Notably, Kepler was launched by NASA in 2009 to determine how many Earth-like planets are in the Galaxy. To prove if it is Earth-like, astronomers must measure the time it takes to orbit an exoplanet. The orbital period of such planets should be identical to Earth's, and they should transit their suns once a year.
According to Chelsea Huang, an astrophysicist at the University of Southern Queensland in Toowoomba, scientists need at least three transits to determine an exact orbital period, which takes roughly three years of data on average, and occasionally more if data gaps exist.
Parts of the Kepler telescope failed four years into the project, preventing the telescope from staring at a single patch of sky for long periods. Huang, who has worked as a data-simulation consultant with the Earth 2.0 team, said that Kepler was on the verge of discovering some genuinely Earth-like planets.
Astronomers may have another four years of data with Earth 2.0, which, combined with Kepler's observations, may help confirm which exoplanets are Earth-like. "I'm quite thrilled about the potential of returning to the Kepler field," Christiansen says, adding that if the data from Earth 2.0 is made accessible, we plan to examine it.
Ge is hoping to discover a dozen Earth 2.0 worlds. He intends to disseminate the data within a year or two of its collecting. "There will be a lot of data.

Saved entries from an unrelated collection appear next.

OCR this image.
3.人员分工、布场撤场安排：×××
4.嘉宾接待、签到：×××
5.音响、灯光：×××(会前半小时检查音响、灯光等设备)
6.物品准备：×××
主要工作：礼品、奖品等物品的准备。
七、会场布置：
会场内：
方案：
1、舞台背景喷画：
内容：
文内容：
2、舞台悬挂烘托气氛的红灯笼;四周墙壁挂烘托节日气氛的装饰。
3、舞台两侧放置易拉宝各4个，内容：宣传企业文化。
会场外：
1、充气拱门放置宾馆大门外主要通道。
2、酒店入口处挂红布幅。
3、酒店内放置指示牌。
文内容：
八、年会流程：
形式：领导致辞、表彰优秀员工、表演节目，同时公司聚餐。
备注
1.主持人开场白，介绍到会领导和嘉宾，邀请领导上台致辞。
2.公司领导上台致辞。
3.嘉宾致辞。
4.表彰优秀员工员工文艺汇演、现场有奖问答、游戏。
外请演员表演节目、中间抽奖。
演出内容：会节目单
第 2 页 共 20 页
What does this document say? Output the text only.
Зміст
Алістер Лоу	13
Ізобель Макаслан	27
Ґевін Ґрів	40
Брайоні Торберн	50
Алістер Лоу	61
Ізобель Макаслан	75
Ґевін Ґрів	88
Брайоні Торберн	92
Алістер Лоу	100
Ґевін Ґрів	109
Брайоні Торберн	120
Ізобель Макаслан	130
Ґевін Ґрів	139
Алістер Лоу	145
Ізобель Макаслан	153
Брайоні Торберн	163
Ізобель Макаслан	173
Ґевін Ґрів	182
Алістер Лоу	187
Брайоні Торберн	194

So we'll need as many hands as possible," he said.
As per reports, the team now contains roughly 300 scientists and engineers, most of whom are from China, but Ge hopes that additional astronomers from worldwide will join the mission.
Planetary Transits and Oscillations of Stars (PLATO) is also an exoplanet mission by the European Space Agency that will launch in 2026. PLATO's architecture includes 26 telescopes, resulting in a far wider field of vision than Earth 2.0. However, every two years, the satellite will alter its focus to monitor other parts of the sky.